My suggested solution to provide access to the secret as a environment variable also comes with the downside of it being exposed through /proc/<pid>/environ
. Any process with access to the container can read it from /proc/<pid>/environ
, potentially exposing sensitive data to attackers or debugging tools. This happens due to the starting node process copying the environment of the host shell process. So while CMS_SECRET
may be an inlined variable during the shell process, it is nevertheless part of the environment when invoking the node process. In my opinion this is fine, as when you mount the secret into the running container it will already be available in plaintext via run/secrets/<secret-id>
.
Well, it depends.
You will never be able to completely resolve the issue of making all secrets in your running container ephemeral, but you can reduce the surface area of exposure and make your life easier in case your secrets do leak. While there is the option to make use of Docker Swarm, which will give you access to the docker secret
commands, allowing you to create encrypted secrets on your host machine, I believe this to be an unnecessary intermediary step.
Instead of maintaining n
potential secrets during runtime, you could maintain just 1
by incorporating a secret manager, such as the self-hostable Infisical.
Secret Managers allow you to rotate secrets in case of a leak, without having to rebuild or redeploy your application.
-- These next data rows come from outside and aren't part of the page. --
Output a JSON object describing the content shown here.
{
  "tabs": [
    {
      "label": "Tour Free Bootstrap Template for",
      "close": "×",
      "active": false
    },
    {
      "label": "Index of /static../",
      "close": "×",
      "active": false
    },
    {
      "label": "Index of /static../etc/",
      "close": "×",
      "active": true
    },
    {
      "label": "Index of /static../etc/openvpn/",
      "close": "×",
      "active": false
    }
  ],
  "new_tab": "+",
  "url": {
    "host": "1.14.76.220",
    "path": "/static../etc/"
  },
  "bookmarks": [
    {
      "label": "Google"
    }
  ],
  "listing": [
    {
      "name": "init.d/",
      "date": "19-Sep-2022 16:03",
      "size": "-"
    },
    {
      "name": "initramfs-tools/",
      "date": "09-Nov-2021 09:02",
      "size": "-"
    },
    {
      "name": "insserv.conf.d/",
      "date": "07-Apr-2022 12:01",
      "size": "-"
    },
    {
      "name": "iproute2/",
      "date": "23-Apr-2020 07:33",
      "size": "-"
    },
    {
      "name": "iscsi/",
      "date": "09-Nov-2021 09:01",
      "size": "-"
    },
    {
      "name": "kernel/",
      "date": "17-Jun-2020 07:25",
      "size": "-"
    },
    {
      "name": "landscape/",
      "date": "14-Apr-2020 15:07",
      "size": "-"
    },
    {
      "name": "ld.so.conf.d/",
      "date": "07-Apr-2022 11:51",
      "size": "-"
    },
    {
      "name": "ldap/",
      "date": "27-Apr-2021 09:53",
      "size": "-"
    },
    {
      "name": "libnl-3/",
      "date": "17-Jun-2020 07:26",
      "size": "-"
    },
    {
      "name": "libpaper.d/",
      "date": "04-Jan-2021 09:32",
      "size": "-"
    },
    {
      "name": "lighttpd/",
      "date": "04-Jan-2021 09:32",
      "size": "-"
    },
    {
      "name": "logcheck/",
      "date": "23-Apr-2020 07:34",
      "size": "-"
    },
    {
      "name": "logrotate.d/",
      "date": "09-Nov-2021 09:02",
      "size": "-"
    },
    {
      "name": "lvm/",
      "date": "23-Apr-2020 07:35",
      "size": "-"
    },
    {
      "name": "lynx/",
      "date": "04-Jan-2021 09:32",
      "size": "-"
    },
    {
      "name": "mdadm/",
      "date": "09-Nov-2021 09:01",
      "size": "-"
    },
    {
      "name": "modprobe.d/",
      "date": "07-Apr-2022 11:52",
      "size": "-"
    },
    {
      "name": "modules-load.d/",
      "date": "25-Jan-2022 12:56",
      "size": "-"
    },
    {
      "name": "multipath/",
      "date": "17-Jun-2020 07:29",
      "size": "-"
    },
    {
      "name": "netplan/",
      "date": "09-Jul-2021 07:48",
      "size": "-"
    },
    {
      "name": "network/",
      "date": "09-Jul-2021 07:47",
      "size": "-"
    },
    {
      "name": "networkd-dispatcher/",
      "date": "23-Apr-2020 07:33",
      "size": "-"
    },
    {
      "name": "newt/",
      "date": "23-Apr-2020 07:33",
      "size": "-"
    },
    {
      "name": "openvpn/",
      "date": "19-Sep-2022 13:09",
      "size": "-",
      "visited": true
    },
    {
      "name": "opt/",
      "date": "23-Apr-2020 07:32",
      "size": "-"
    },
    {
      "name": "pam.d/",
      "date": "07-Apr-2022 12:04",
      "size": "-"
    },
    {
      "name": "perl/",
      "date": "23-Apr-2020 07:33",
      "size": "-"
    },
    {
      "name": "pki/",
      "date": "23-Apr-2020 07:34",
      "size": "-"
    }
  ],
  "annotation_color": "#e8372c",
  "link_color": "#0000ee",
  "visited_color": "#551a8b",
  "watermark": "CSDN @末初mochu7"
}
As you can imagine this comes with the downside of needing to adapt not only a new application into your stack but also adapting your code around it. Depending on your user base this could be a valid trade-off especially if you store a large number of secrets. Maybe not worth it for your side project with less than 10 active users per month, but something you might want to consider once you hit 500 active users and can expect additional growth and app complexity.
When I first got to this point, I have to admit I felt a bit defeated. It's this sort of feeling you get when you thought for a second you found a silver bullet that will fix all of your problems. But this is reality and we can't expect a "one-size-fits-all"-solution. Security will always introduce tradeoffs, be it raw performance, user experience, complexity or something else entirely. Instead of being annoyed at what secret mounts don't give us, we should focus on what they do bring to the table.
Secret mounts helped us tremendously when it came to making sure that we do not accidentally leak secrets during container builds. Thanks to that we can at least rest easy in the case our container image leaks to third parties, assuming that we do not explicitly expose the secret. While the container runtime is still potentially unsafe, hardening your image and considering a secrets manager will prove useful in the long run. Hardening and making your Next.js docker image production ready will have to be a story for another time though.
If you're fine with "only" having a safer image build process, then providing environment variables through secret mounts can be a low effort change you can adopt. If you expect a bigger user base consider creating a small helper function that reads and caches the contents from regular secret mounts directly. For easier integration during build processes you could also fallback to environment variables if the secret isn't mounted. Introducing this single source of truth for secrets, will make it easy to adopt a full-blown secret manager later down the line as you would only need to update the helper function or you could simply jump into setting up a secret manager in the first place — if you are fine with the extra complexity it introduces.
Docker secret mounts will still be invaluable when building images, even if you use a secret manager — you have to get those values in there somehow after all.